After the revision of the Enforcement Regulations for the Infectious Diseases Control Law, invasive infections by H. influenzae, Neisseria meningitidis and Streptococcus pneumoniae became category V infectious diseases, which require reporting of all the cases.  Accordingly, these infections are now excluded from the category of “bacterial meningitis”.

The notification criterion for “invasive H. influenzae infection” (including Hib meningitis) is the case, from whose cerebrospinal fluid or blood H. influenzae is detected by isolation of bacteria or by detection of bacterial DNA (http://www.niid.go.jp/niid/images/iasr/34/401/de4011.pdf).

Table 2 lists 31 invasive H. influenzae infection cases notified under the National Epidemiological Surveillance of Infectious Diseases (NESID) since April 2013 (14th to 23rd week).  In Fig. 2 that shows the age distribution, there are two peaks, the one in young children and the other in adults above 60 years of age.  Most cases in the aged group were H. influenzae pneumonia associated with bacteremia.  Three among them died.Capsular type was determined only in one case, which was capsular type b. 

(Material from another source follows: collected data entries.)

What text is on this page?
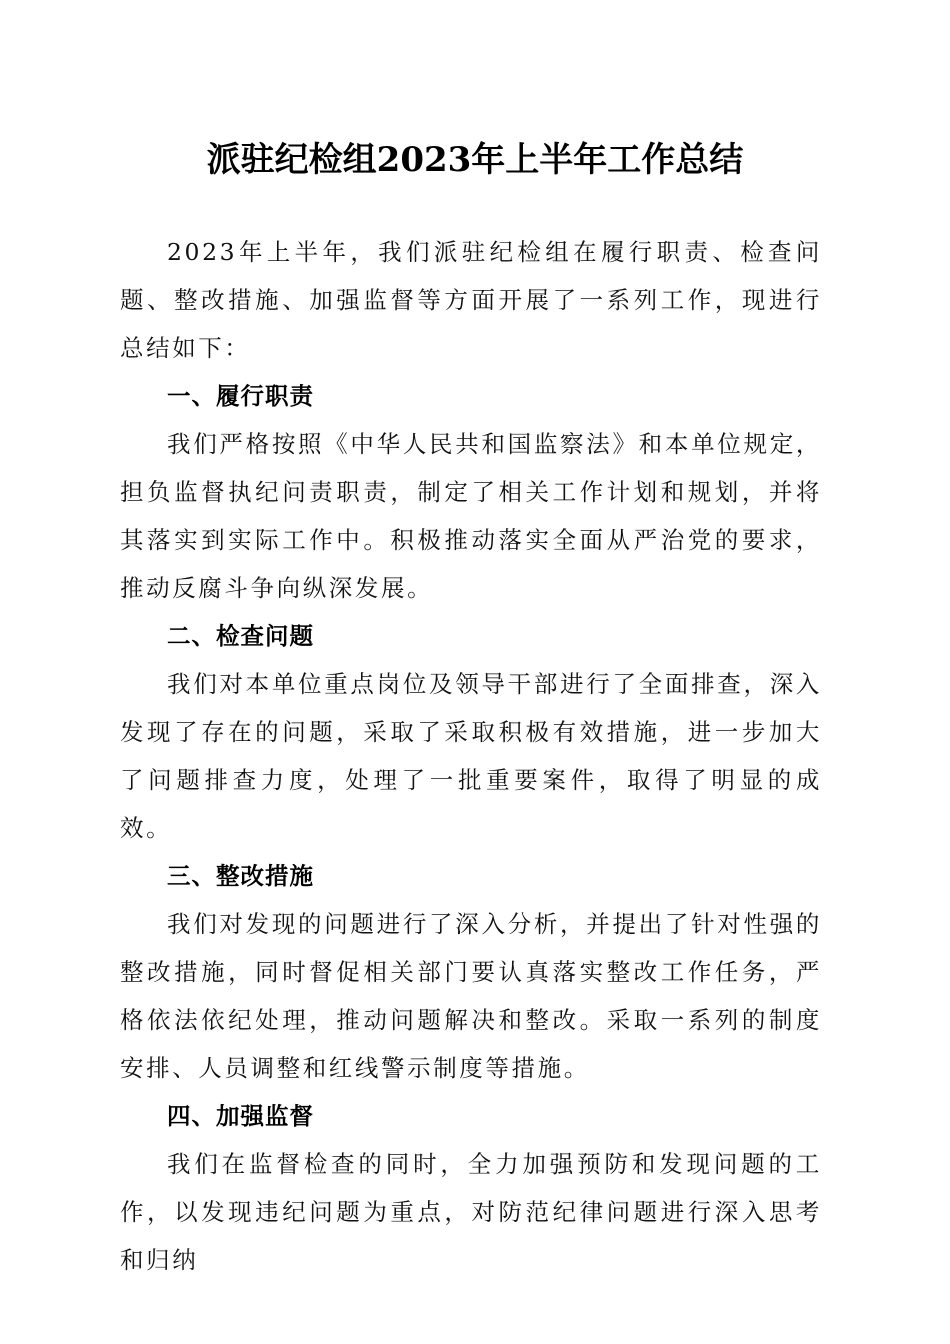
派驻纪检组2023年上半年工作总结

2023年上半年，我们派驻纪检组在履行职责、检查问题、整改措施、加强监督等方面开展了一系列工作，现进行总结如下：

一、履行职责

我们严格按照《中华人民共和国监察法》和本单位规定，担负监督执纪问责职责，制定了相关工作计划和规划，并将其落实到实际工作中。积极推动落实全面从严治党的要求，推动反腐斗争向纵深发展。

二、检查问题

我们对本单位重点岗位及领导干部进行了全面排查，深入发现了存在的问题，采取了采取积极有效措施，进一步加大了问题排查力度，处理了一批重要案件，取得了明显的成效。

三、整改措施

我们对发现的问题进行了深入分析，并提出了针对性强的整改措施，同时督促相关部门要认真落实整改工作任务，严格依法依纪处理，推动问题解决和整改。采取一系列的制度安排、人员调整和红线警示制度等措施。

四、加强监督

我们在监督检查的同时，全力加强预防和发现问题的工作，以发现违纪问题为重点，对防范纪律问题进行深入思考和归纳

According to the data from 10 prefectures in Japan (Ihara-Kamiya Research Group: “Research on evidence and recommended policies on better use of vaccinations” started in 2007), the frequency of invasive H. influenzae infection per 100,000 population under 5 years of age was 7.7 for meningitis type and 5.1 for non-meningitis type in 2008-2010.  In 2012 the frequency went down to 0.6 for meningitis type (reduction by 92%) and to 0.9 (reduction by 82%) for non-meningitis type (see p. 194 & 195 of this issue).  The similar tendency was noted in the nation-wide surveillance data obtained by Japan Nosocomial Infections Surveillance: JANIS (see p. 197 of this issue).

Emergence of drug-resistant strain:  There are two types of drug resistant H. influenzae strains known, β-lactamase producers and β-lactamase non-producers.  The frequency of the β-lactamase-non-producing ampicillin-resistant (BLNAR) isolate is increasing in recent years (see p. 192 & 195 of this issue), which should be further monitored (see IASR 31: 92-93, 2010; https://idsc.niid.go.jp/iasr/31/362/tpc362.html & IASR 23: 31-32, 2002; https://idsc.niid.go.jp/iasr/23/264/tpc264.html).

Measures to be taken:  Increase of invasive H. influenzae infection caused by non-b type H. influenzae (including NTHi) after introduction of Hib vaccine has been reported in abroad.  In Japan, a meningitis case of H. influenzae capsular type f was reported among those who had received three Hib vaccine shots (see p. 195 of this issue).  Invasive NTHi infections have been reported among infants and adults (see p. 188 & 189 of this issue).  Accordingly, surveillance of invasive H. influenzae infections after introduction of routine immunization of Hib vaccine should be directed not only to Hib itself but also to H. influenzae of other capsular types and NTHi.  Pathogen surveillance of H. influenzae, including capsular type analysis, is planned as an activity of the National Epidemiological Surveillance of Vaccine Preventable Diseases infection source investigation from 2013FY.

 


The statistics in this report are based on 1) the data concerning patients and laboratory findings obtained by the National Epidemiological Surveillance of Infectious Diseases undertaken in compliance with the Law Concerning the Prevention of Infectious Diseases and Medical Care for Patients of Infections, and 2) other data covering various aspects of infectious diseases.  The prefectural and municipal health centers and public health institutes (PHIs), the Department of Food Safety, the Ministry of Health, Labour and Welfare, and quarantine stations, have provided the above data.